Performance
Inside the new Moto G is a quad-core Qualcomm Snapdragon 410 chipset. This chipset regularly appears in budget smartphones, but here it’s running at 1.4GHz rather than the usual 1.2GHz. This gives the phone a significant speed boost compared to the competition, and both the 1GB and 2GB of RAM models of the Moto G proved significantly faster in our benchmarks compared to the competition.

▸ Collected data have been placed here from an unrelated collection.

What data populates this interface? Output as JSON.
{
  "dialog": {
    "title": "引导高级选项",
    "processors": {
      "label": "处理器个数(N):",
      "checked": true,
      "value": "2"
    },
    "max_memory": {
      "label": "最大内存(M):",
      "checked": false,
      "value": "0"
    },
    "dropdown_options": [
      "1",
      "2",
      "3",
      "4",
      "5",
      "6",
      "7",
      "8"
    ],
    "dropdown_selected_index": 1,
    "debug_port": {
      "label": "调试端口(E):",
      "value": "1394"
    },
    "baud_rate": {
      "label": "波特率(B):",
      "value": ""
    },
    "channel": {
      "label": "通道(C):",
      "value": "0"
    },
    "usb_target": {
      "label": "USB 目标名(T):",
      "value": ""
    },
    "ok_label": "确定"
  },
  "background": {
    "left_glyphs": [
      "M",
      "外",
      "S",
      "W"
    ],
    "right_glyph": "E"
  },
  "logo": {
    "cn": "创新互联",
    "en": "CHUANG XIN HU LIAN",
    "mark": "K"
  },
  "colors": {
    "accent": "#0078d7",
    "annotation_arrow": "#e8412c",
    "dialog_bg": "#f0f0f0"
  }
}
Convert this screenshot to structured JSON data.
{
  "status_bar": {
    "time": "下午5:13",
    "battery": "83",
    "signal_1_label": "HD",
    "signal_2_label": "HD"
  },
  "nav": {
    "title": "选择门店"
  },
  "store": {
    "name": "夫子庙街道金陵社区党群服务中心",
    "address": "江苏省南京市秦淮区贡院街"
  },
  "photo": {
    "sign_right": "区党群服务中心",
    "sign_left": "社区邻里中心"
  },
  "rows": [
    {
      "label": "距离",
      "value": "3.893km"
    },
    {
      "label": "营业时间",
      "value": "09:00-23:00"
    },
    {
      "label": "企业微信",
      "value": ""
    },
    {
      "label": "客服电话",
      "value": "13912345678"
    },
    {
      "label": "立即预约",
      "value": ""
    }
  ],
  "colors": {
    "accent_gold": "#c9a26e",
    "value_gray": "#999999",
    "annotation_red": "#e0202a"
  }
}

Both models scored around 530 in Geekbench 3's single core test and 1,600 in the multicore test, whereas the 1.2GHz Snapdragon 410-powered 2nd Gen Moto E, for example, only managed 470 and 1,397 respectively. Both models were equally fast at web browsing, too, and the 1GB model's impressive score of 781 in Futuremark’s Peacekeeper web browsing test is one of the faster scores I've seen from this chipset. Web pages loaded quickly and there were only a few signs of visible stutter on multimedia-heavy sites
However, the real difference between the 1GB and 2GB Moto G is its ability to multitask, as apps and games loaded much faster on the 2GB version than the 1GB version. There's often only a second between them, but the extra RAM does make a surprising difference. However, I'm not sure it's worth paying an extra £50 for, as there are plenty of other handsets around £200 which now come with the more capable octa-core Snapdragon 615 chipset, such as the EE Harrier, Sony Xperia M4 Aqua and Vodafone Smart Ultra 6. This makes the £209 2GB model feel a tad slow for its price.